A pupil of Josef Hoffman, he held authority on the music of Schoenberg and Elliott Carter and spoke with authority on the rest of the canon and, indeed, on French literature, in which he had a doctorate, and much else.
We once crossed swords on a BBC radio programme, discussing declining attendances at classical recitals. Charles said: I remember a concert where I played for an audience of 15. He paused for monent, then added: Of course, 12 of them held Nobel Prizes
May he rest in bliss.
polymath?
He had a wide range of interests.
Classical Ping
A little bit of Shoenberg goes a long ways. Prokofiev went about as far as I would like to go in incorporating semi-modern elements to classical romantic piano pieces. Shoenberg was a bit much. I mean the 12 tone premise that any note can follow any other note is a bit out there.
Like liberalism, as I recall there are special rules that mean it's not really "any" note, right? Aren't certain notes forbidden from following others because the ear will naturally intuit (Eeek!) tonality to the pattern?
The mystery of declining classical audiences was easy to explain following Stravinsky, Schonberg, et al.

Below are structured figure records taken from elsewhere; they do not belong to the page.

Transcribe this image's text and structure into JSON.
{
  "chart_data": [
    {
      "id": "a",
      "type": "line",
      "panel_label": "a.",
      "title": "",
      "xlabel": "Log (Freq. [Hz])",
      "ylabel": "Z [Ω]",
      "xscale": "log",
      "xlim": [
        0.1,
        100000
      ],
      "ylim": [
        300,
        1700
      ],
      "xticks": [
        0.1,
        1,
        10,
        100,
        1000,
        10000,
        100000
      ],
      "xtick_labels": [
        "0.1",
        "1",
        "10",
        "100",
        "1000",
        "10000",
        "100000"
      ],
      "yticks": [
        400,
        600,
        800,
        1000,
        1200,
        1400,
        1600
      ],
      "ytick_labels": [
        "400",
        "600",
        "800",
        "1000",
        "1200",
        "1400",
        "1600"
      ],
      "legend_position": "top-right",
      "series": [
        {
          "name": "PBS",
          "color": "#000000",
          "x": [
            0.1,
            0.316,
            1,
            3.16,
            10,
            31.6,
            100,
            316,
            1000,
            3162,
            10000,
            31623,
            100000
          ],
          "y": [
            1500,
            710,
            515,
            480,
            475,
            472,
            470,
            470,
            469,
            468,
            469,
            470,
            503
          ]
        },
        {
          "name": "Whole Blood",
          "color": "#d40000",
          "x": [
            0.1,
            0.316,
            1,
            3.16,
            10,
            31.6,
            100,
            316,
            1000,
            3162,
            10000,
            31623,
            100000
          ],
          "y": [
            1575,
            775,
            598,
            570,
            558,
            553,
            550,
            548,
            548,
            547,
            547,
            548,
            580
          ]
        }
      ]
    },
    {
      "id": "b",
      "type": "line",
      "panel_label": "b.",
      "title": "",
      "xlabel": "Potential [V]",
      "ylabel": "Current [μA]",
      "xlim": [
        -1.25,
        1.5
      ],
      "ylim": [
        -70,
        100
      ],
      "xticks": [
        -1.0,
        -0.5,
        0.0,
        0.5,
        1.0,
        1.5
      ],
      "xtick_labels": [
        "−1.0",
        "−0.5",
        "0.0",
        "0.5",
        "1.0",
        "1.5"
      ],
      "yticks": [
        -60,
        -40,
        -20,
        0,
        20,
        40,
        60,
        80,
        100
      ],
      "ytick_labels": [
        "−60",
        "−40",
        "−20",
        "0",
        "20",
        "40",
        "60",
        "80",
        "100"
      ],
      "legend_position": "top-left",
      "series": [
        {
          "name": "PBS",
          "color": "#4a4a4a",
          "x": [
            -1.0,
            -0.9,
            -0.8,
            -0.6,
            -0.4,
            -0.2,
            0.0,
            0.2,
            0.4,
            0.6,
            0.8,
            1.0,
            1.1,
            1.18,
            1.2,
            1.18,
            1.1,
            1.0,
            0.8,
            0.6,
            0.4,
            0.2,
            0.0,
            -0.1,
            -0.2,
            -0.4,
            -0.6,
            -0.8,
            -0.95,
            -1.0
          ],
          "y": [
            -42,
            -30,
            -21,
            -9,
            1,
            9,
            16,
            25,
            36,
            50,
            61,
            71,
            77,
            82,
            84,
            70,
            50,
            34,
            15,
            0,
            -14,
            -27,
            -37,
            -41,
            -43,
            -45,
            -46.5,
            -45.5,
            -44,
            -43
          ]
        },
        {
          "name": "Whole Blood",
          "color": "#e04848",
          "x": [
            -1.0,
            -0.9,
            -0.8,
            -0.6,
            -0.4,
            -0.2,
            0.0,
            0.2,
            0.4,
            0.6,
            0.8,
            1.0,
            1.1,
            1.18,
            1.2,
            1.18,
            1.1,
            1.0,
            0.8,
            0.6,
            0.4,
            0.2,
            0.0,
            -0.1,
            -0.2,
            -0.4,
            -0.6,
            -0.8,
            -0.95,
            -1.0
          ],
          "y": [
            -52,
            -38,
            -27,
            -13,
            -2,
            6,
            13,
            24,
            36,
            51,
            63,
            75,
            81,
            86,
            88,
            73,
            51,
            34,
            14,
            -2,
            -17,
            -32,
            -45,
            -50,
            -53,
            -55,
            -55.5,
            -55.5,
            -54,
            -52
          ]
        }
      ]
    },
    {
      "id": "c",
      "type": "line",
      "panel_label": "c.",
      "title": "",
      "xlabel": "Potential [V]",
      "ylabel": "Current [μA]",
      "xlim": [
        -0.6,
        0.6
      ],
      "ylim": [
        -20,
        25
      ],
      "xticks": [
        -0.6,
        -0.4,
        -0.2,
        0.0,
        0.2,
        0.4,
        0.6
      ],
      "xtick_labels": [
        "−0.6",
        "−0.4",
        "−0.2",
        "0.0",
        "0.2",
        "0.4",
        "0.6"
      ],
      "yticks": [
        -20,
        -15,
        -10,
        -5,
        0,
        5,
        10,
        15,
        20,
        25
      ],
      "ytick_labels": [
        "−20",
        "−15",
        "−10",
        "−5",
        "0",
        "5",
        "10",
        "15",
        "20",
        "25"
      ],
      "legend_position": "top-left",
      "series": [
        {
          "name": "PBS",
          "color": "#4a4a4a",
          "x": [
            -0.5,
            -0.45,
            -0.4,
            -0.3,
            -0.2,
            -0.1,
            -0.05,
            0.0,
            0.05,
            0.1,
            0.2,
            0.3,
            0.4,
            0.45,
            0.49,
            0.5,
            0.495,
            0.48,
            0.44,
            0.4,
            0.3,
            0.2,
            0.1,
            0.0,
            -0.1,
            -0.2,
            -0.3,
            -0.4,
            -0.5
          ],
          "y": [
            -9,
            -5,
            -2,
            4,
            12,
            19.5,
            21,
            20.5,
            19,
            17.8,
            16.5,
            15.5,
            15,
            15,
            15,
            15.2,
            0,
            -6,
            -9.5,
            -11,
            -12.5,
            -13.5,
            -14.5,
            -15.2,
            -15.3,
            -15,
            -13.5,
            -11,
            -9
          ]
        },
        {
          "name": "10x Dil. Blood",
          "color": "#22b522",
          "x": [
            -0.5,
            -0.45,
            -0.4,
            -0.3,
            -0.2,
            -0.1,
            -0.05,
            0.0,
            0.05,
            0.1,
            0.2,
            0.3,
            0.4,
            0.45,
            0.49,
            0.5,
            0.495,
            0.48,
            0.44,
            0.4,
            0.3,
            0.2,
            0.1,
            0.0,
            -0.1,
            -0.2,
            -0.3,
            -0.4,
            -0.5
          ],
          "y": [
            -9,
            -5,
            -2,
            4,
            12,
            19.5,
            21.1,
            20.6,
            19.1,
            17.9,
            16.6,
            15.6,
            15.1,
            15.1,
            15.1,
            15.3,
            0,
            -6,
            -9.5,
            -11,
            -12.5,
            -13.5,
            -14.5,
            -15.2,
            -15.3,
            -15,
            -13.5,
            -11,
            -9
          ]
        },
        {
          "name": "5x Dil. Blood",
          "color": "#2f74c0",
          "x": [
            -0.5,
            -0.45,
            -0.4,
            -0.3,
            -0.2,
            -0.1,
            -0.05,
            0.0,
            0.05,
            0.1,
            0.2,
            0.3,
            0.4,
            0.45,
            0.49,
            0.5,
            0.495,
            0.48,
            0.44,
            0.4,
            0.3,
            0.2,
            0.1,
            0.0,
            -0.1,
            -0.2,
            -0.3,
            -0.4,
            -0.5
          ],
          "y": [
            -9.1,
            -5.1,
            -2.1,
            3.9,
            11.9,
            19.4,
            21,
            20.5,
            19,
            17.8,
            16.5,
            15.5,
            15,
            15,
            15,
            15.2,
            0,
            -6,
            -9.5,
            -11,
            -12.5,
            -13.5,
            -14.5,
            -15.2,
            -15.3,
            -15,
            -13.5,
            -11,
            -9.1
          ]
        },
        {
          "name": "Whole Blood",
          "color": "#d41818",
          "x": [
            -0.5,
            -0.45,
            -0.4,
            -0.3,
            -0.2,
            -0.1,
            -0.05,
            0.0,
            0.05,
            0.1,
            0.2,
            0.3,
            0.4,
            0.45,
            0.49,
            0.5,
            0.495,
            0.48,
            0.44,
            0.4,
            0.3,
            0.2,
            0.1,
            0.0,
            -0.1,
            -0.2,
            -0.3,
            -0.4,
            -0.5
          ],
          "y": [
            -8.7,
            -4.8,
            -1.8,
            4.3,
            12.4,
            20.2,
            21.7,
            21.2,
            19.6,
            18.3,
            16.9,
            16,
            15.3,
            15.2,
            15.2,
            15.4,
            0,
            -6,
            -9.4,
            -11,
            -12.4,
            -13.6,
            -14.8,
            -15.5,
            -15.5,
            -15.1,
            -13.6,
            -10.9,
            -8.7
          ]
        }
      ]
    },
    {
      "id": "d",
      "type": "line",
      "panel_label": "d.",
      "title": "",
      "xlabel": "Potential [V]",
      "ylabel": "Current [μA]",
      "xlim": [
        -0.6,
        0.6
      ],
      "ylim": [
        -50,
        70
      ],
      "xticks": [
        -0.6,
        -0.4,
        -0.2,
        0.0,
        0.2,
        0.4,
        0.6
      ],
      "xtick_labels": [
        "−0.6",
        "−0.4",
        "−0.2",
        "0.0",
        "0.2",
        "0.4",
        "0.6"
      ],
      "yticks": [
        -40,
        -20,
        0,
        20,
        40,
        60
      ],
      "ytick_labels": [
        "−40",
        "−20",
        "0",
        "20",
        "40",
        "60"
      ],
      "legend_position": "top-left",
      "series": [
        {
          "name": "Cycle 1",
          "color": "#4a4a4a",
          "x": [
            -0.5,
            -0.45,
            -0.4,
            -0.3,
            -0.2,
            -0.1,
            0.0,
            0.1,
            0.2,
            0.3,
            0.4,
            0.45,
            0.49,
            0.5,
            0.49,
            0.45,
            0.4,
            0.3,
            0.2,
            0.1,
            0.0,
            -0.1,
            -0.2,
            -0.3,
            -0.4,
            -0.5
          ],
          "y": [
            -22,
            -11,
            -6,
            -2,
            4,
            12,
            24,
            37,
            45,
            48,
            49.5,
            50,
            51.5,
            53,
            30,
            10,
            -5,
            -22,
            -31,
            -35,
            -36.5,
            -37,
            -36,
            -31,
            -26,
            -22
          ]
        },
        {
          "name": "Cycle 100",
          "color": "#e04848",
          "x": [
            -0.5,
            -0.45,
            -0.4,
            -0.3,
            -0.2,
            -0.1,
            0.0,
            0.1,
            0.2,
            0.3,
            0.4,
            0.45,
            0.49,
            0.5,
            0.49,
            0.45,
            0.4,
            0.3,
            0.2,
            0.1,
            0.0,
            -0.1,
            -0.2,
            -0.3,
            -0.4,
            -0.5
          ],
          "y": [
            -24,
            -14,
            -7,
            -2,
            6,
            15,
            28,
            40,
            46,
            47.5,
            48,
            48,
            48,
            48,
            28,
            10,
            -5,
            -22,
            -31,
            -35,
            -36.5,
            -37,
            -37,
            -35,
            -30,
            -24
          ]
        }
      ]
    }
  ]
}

A bit out there? Complete lunacy I’d say. He might as well have tried any frequency following any other frequency. As a matter of fact I would have liked to subject him to a “piece” using random frequencies... Little payback for the complete nightmare I had to listen through at a concert of his works many moons ago.
They turned to the tone row when they ran out of musical ideas, so they went on to intellectual ones.
Stravinsky kept tonality alive for a long while. He was Schoenberg’s rival. As for Schoenberg, he was many things but liberal he was not. And he wrote his share of beautiful music. Atonality was inevitable.
Don’t forget that charlatan John Cage. I saw a documentary one time about Cage, and he fervently believe no note meant more than any other note. In short, for Cage there was no such thing as hard-wired musical taste. In fact he was at that time in the process of writing one of his “musical” compositions by throwing dice to determine what note he wrote down. Many supposedly educated people/fools bought his scam.
Cage’s famous line was that “Beethoven was wrong” as the latter constructed music as a harmonic narrative.
A great scholar and teacher. RIP.
As did I. I also got a lot of insight from Piano Notes, in particular Beethoven's tendency to try out ideas in a sonata, move it forward in a symphony, and perfect it in a string quartet.
I read The Romantic Generation recently. Found it very informative.
Dont forget that charlatan John Cage. I saw a documentary one time about Cage, and he fervently believe no note meant more than any other note. In short, for Cage there was no such thing as hard-wired musical taste. In fact he was at that time in the process of writing one of his musical compositions by throwing dice to determine what note he wrote down. Many supposedly educated people/fools bought his scam.”
Cage was many things. But he wasn’t really a charlatan. He believed sincerely in what he promoted. He was wrong, fatally so.
But he was outrageously sincere. And sincerely insane.
OK. But what does it mean?
/sarc
A polymath is a person with many interests/abilities.
I figured that out the second time.
Then maybe you’re a polymath.
wasn’t there an alien on RED DWARF called a polymorph?